NECは小売業界向けに人工知能(AI)を活用した需要予測と、それに基づく自動発注システムの提供を開始した。同システムは先行して、リオン・ドール コーポレーション(リオン・ドール)が福島県を中心に展開しているスーパーマーケットに採用された。
リオン・ドールでは同システムの導入に先立ち、複数店舗において予測モデルを用いた3カ月間のシミュレーションを実施。人手による発注実績と比較した結果、対象製品の欠品日数が6.5%改善、ロス金額が25〜40%減少したと確認した。
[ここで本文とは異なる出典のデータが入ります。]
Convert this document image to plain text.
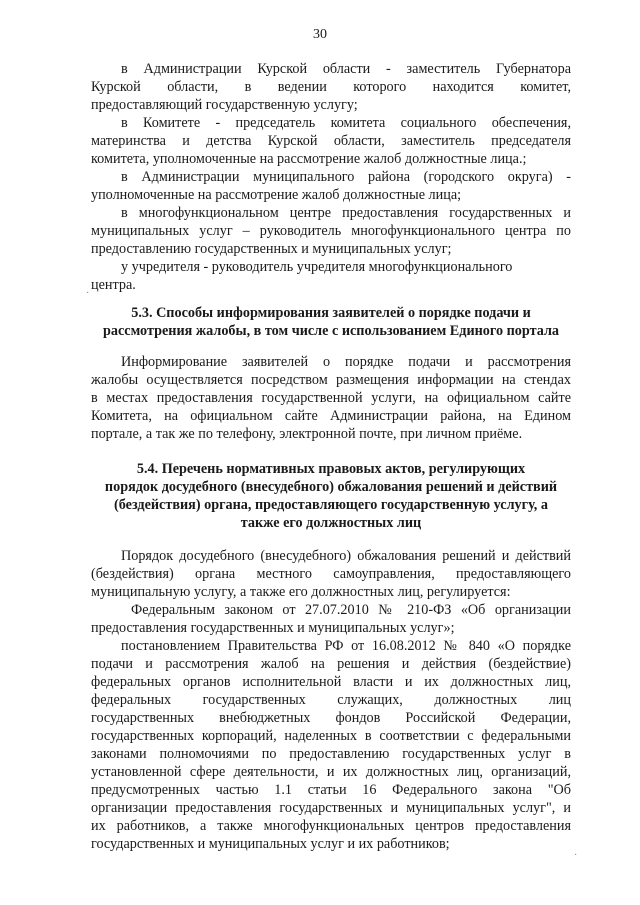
30
в Администрации Курской области - заместитель Губернатора
Курской области, в ведении которого находится комитет,
предоставляющий государственную услугу;
в Комитете - председатель комитета социального обеспечения,
материнства и детства Курской области, заместитель председателя
комитета, уполномоченные на рассмотрение жалоб должностные лица.;
в Администрации муниципального района (городского округа) -
уполномоченные на рассмотрение жалоб должностные лица;
в многофункциональном центре предоставления государственных и
муниципальных услуг – руководитель многофункционального центра по
предоставлению государственных и муниципальных услуг;
у учредителя - руководитель учредителя многофункционального
центра.
5.3. Способы информирования заявителей о порядке подачи и
рассмотрения жалобы, в том числе с использованием Единого портала
Информирование заявителей о порядке подачи и рассмотрения
жалобы осуществляется посредством размещения информации на стендах
в местах предоставления государственной услуги, на официальном сайте
Комитета, на официальном сайте Администрации района, на Едином
портале, а так же по телефону, электронной почте, при личном приёме.
5.4. Перечень нормативных правовых актов, регулирующих
порядок досудебного (внесудебного) обжалования решений и действий
(бездействия) органа, предоставляющего государственную услугу, а
также его должностных лиц
Порядок досудебного (внесудебного) обжалования решений и действий
(бездействия) органа местного самоуправления, предоставляющего
муниципальную услугу, а также его должностных лиц, регулируется:
Федеральным законом от 27.07.2010 № 210-ФЗ «Об организации
предоставления государственных и муниципальных услуг»;
постановлением Правительства РФ от 16.08.2012 № 840 «О порядке
подачи и рассмотрения жалоб на решения и действия (бездействие)
федеральных органов исполнительной власти и их должностных лиц,
федеральных государственных служащих, должностных лиц
государственных внебюджетных фондов Российской Федерации,
государственных корпораций, наделенных в соответствии с федеральными
законами полномочиями по предоставлению государственных услуг в
установленной сфере деятельности, и их должностных лиц, организаций,
предусмотренных частью 1.1 статьи 16 Федерального закона "Об
организации предоставления государственных и муниципальных услуг", и
их работников, а также многофункциональных центров предоставления
государственных и муниципальных услуг и их работников;
·
·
小売業界は人手不足や食品ロスなどの課題を抱えており、ITを活用した業務変革が求められているとNECは説明する。同社はAI需要予測システム「DCMSTORE-DF」と、それを用いた需要予測型自動発注システム「DCMSTORE-EOB」を開発し、これら2つの課題解決に取り組んでいく。需要予測型自動発注システムは、NECのAI技術群「NEC the WISE」の1つ「異種混合学習」も活用しており、天候や曜日、過去実績などのデータを基に客数と販売数を予測。牛乳や練り物など日持ちしない日配品の販売数を予測して適正量を自動発注することで、発注業務の効率化や欠品・ロスの防止につなげる
需要予測型自動発注システムの概要(出典:NEC)
今回用いられる異種混合学習は、多種多様なデータから複数の規則性を自動で発見し、その規則を基に予測を行う。店舗や商品ごとに規則性を自動で検出することで、精度の高い自動発注が可能になるという。また予測結果の根拠まで説明可能なホワイトボックス型AIであるため、複雑な分析においても解釈性の高い予測結果を得られるとしている。